Perspektif Praktisi Cybersecurity: Bagaimana Kita Bisa Melindungi Infrastruktur Kritis?

Sebagai seorang praktisi keamanan siber, saya melihat ada beberapa langkah yang dapat diambil untuk mengurangi risiko serangan Cyber Crime, khususnya di sektor kesehatan dan infrastruktur kritis:

Segmentasi Jaringan – Memisahkan jaringan internal dan eksternal untuk mengurangi risiko penyebaran malware jika terjadi pelanggaran keamanan. 

Edukasi Karyawan – Banyak serangan ransomware dimulai dari email phishing. Meningkatkan kesadaran staf terhadap ancaman siber sangat penting. 

Peningkatan Keamanan Data – Menggunakan enkripsi yang kuat untuk data pasien dan melakukan backup secara rutin. 

Zero Trust Security Model – Tidak mempercayai akses apa pun tanpa verifikasi yang kuat. 

Kerja Sama dengan Lembaga Keamanan – Berkolaborasi dengan pemerintah dan lembaga intelijen untuk mendeteksi dan menanggapi ancaman lebih cepat.

Cyber Crime bukan hanya masalah perusahaan atau individu, tetapi sudah menjadi ancaman bagi keamanan nasional.
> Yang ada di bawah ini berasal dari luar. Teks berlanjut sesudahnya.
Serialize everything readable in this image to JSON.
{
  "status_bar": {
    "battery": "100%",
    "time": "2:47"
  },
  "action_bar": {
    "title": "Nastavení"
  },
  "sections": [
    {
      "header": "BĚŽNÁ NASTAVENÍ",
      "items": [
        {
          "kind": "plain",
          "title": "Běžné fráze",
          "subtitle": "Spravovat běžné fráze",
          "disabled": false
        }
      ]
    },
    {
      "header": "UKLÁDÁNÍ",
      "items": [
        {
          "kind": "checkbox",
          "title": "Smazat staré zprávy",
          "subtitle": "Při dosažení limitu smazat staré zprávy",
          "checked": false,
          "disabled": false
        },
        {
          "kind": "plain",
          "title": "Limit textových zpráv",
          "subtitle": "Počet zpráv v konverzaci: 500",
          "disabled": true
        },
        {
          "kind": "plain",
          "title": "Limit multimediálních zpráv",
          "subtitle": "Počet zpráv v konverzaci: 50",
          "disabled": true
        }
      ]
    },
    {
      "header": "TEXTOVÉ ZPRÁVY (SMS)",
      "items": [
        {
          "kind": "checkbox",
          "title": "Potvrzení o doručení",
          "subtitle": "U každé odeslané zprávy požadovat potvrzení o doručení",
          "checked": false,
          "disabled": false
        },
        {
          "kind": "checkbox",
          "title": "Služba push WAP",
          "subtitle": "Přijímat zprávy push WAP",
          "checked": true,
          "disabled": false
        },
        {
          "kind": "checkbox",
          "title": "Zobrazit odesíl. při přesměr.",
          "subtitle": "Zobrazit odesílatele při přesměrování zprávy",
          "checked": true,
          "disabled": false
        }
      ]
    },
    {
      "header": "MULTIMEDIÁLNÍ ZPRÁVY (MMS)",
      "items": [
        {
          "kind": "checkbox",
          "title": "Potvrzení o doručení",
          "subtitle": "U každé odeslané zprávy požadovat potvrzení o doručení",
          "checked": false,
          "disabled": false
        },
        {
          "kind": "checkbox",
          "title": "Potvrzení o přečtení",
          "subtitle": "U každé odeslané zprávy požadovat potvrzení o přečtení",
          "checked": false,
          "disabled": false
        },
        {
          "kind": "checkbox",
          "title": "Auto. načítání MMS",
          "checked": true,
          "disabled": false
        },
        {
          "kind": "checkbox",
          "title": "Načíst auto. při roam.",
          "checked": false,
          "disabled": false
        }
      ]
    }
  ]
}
Satu serangan ransomware dapat melumpuhkan layanan vital dan membahayakan banyak orang. Oleh karena itu, pemerintah, industri, dan individu harus bekerja sama untuk meningkatkan ketahanan terhadap ancaman siber ini.

Dunia semakin digital, dan dengan itu, ancaman juga semakin canggih. Namun, dengan langkah-langkah proaktif dan strategi keamanan yang tepat, kita bisa menghadapi tantangan ini dan menjaga keamanan masyarakat secara keseluruhan.